Per il rischio feroce dello spreco – Eleonora Rimolo

a cura di Mario Famularo

Un sole estremo in questo ottobre
e poco altro – un guanto copre le voglie,
le difende dal freddo che le ha crepate:
c’è stata la sera di sempre, un rigirarsi
solitario tra le catene, nel cotone
da sostituire con la lana. Poi il mattino,
l’essere trascinati da due braccia diverse
in direzioni opposte, fino allo strappo
immedicabile. Resta il ritaglio delle ore
in cui non potevo parlarti, la rincorsa
spietata lungo le rotaie e l’amore
che non parte – che non dovrebbe mai partire
per il rischio feroce dello spreco.

(Eleonora Rimolo, inedito)

Un indugiare preciso sul conflitto tra volontà, desiderio e disincanto, frutto dell’esperienza e della lacerazione, che invita alla cautela razionale, al proteggere le vampe del volere dal freddo tossico della realtà che disinganna: sono temi già ampiamente trattati dalla Rimolo, che nel suo ultimo lavoro, La terra originale (pordenonelegge – Lietocolle, 2018) ha accuratamente vivisezionato volontà e desiderio nella prospettiva di un possibile luogo originario degli affetti.

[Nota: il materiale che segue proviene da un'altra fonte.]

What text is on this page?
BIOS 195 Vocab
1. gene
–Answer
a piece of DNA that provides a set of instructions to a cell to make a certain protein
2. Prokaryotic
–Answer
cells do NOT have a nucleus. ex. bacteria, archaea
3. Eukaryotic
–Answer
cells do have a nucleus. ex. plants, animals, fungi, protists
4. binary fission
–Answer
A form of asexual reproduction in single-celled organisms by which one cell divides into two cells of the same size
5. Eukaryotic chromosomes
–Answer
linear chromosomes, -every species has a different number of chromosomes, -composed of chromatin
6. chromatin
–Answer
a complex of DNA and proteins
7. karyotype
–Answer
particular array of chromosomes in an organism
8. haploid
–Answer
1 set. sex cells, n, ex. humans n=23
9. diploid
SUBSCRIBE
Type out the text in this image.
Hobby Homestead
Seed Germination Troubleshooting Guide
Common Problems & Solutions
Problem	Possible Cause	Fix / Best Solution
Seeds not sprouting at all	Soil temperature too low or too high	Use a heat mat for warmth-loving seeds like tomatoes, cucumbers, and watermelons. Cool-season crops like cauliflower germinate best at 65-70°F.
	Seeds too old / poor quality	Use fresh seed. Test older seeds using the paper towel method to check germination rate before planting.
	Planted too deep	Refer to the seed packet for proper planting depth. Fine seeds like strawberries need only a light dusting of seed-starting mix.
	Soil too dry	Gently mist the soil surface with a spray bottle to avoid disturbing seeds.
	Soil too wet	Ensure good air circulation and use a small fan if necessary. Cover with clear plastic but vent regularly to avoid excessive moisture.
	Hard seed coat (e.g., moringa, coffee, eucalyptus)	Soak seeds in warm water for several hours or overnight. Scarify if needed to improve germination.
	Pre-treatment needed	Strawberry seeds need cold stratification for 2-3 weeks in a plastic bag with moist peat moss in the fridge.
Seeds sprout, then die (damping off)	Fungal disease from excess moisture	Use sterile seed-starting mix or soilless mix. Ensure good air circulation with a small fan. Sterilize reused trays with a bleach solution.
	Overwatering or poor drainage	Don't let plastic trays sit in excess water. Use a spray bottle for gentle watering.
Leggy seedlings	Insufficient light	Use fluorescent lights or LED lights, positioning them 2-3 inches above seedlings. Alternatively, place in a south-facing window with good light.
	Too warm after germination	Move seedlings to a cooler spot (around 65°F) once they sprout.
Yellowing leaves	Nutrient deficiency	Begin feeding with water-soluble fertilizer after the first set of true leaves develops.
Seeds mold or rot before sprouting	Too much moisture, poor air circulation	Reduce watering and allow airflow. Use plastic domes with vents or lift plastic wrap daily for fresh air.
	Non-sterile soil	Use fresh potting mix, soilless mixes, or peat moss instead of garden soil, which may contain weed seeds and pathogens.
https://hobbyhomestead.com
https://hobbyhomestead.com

In questo inedito, dal dettato apparentemente calmo e cristallino, si svolge, inizialmente, un parallelismo tra il tempo meteorologico e quello dello svilupparsi della percezione dei propri sentimenti: un sole, che sembra non scaldare, non basta a frenare l’urgenza di coprire “le voglie”, di difenderle “dal freddo che le ha crepate” – come a dire che la traccia della ferita continua a esperire, in una propria memoria carnale, la possibilità del gelo e della sua frattura nonostante un successivo momento di “sole estremo”.

Il dettato mostra rapidamente il suo climax irrequieto nel “rigirarsi / solitario tra le catene”, nel riconoscere la ricorrenze della “sera di sempre”, nell’avvertire la necessità di aumentare le difese e di blindare ancor più l’impulso della “voglia” sotto strati più spessi, “nel cotone / da sostituire con la lana”.

Il conflitto persiste, e lo strazio si configura drasticamente nell’ “essere trascinati da due braccia diverse / in direzioni opposte, fino allo strappo / immedicabile”: un’immagine che ricorda strumenti di tortura medievali per la violenza subita dal corpo; violenza che si trasporta inevitabilmente alla sfera di quelle voglie, e il peso che tormenta in direzioni opposte diventa “il ritaglio delle ore / in cui non potevo parlarti, la rincorsa / spietata lungo le rotaie”, immagini di un sentimento negato o – quanto meno – incapace di compiersi o di realizzarsi appieno.

Anche questa coscienza dell’insufficienza e dell’incompletezza, che nei precedenti lavori fungeva da molla per giustificare la ricerca di un luogo di appartenenza affettiva originario, frammisto a un senso di nostalgica saudade, è tema ricorrente nei versi della Rimolo; in particolar modo, nella chiusa, il treno che parte viene sottinteso da “l’amore / che non parte – che non dovrebbe mai partire”, con una conclusione terribile che rivela l’origine del disincanto e di quell’apparente serenità, che è solo coscienza di una profonda asimmetria e insufficienza relazionale: “il rischio feroce dello spreco”.

Dissipare gli slanci, gli investimenti affettivi, umani, personali comporta una stratificazione di disinganni e rafforza quel desiderio – che diventa meccanismo spontaneo – di “coprire” le voglie, per proteggerle dall’ennesimo esito rovinoso; verrebbe da chiedersi perché, allora, tratteggiare con tale forza e precisione uno stato d’animo del genere? Una possibile risposta potrebbe essere per costringere il lettore a considerare la realtà di una chiusura diffusa, di una rottura dei rapporti e della fiducia nei loro esiti, che è diventata misura collettiva di un disincanto degli affetti o quanto meno coscienza della loro sempre maggiore precarietà.

Se da un lato, questa, può apparire come una critica alla trascuratezza di chi i rapporti umani li vive indugiando solo sulla superficie (e a volte anche così vi è una postura protettiva), dall’altro esporre la fragilità di questa condizione evidenzia il richiamo, umanissimo, a chi può comprenderne la sofferente consapevolezza, ed allo stesso tempo è a sua volta slancio estremo di condivisione, e disperato appello a una possibilità di riparare quello “strappo immedicabile”.